As antitrust investigations and legal challenges grew in the United States and throughout the world, Microsoft vowed that Call of Duty would be available for at least a decade on Nintendo's Switch system, Nvidia's cloud gaming service, and other platforms.
Ms. Corley concluded in her conclusion that "scrutiny has paid off," echoing a message she delivered to regulators in court last month.
“In many ways you won,” Ms. Corley had told the FTC’s lead trial attorney on the case, James Weingarten.
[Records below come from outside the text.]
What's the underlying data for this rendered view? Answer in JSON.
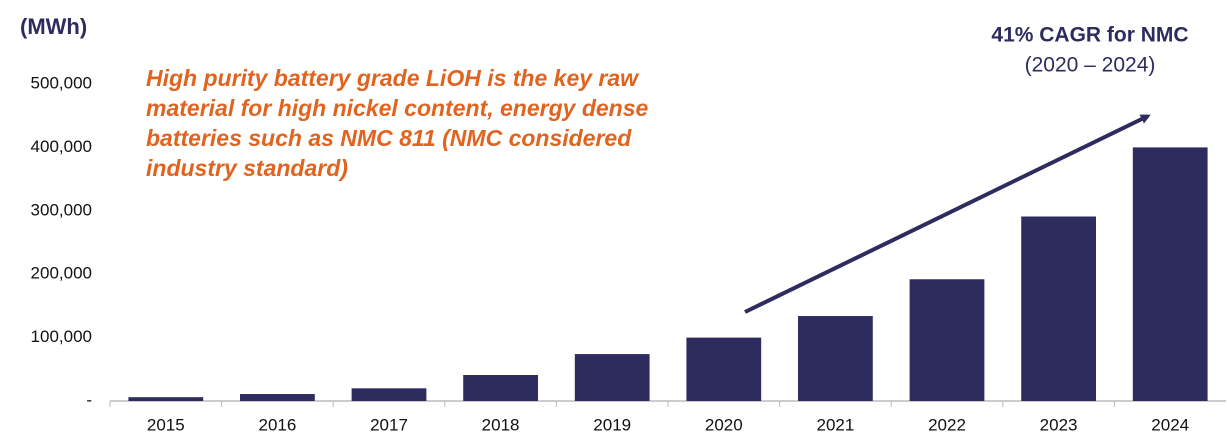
{
  "chart_data": {
    "type": "bar",
    "y_label": "(MWh)",
    "annotation": [
      "High purity battery grade LiOH is the key raw",
      "material for high nickel content, energy dense",
      "batteries such as NMC 811 (NMC considered",
      "industry standard)"
    ],
    "callout_title": "41% CAGR for NMC",
    "callout_subtitle": "(2020 – 2024)",
    "categories": [
      "2015",
      "2016",
      "2017",
      "2018",
      "2019",
      "2020",
      "2021",
      "2022",
      "2023",
      "2024"
    ],
    "values": [
      6000,
      11000,
      20000,
      41000,
      74000,
      100000,
      134000,
      192000,
      291000,
      400000
    ],
    "color": "#2e2b5f",
    "ylim": [
      0,
      500000
    ],
    "yticks": [
      {
        "value": 0,
        "label": "-"
      },
      {
        "value": 100000,
        "label": "100,000"
      },
      {
        "value": 200000,
        "label": "200,000"
      },
      {
        "value": 300000,
        "label": "300,000"
      },
      {
        "value": 400000,
        "label": "400,000"
      },
      {
        "value": 500000,
        "label": "500,000"
      }
    ],
    "grid": false
  }
}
“I don’t think we won,” Mr. Weingarten responded, saying there was no evidence that the “hastily agreed to” contracts would sufficiently protect the market.
Activision Blizzard Inc. shares rose more than 11% on the judgment, setting a new high for the year.
The verdict eliminates the most significant, but not the sole, impediment to the merger.
The Activision Blizzard purchase has been allowed by a number of other nations including the European Union, although it is still opposed by the UK's Competition and Markets Authority (CMA). The corporation had planned to contest that judgment at a tribunal hearing later this month, but the FTC's order seems to have caused a change of heart.
Both the British regulator and Microsoft said on Tuesday that they have jointly requested to put the hearing on hold, claiming that a "stay of litigation" would be in the public interest while they worked out a solution to address their differences so that the acquisition could proceed.
“We stand ready to consider any proposals from Microsoft to restructure the transaction in a way that would address the concerns” outlined in the merger decision, the CMA said in a prepared statement.
Microsoft President Brad Smith stated in a statement that the firm is working to amend the transaction "in a way that is acceptable to the CMA," despite the fact that the company disagrees with the agency's concerns.
According to a letter to Microsoft filed late last month in the U.S. case that echoed the FTC's concerns, Canadian regulators are also investigating the transaction and have concluded it is "likely to result" in preventing or lessening competition on gaming consoles, subscription services, and cloud-based gaming.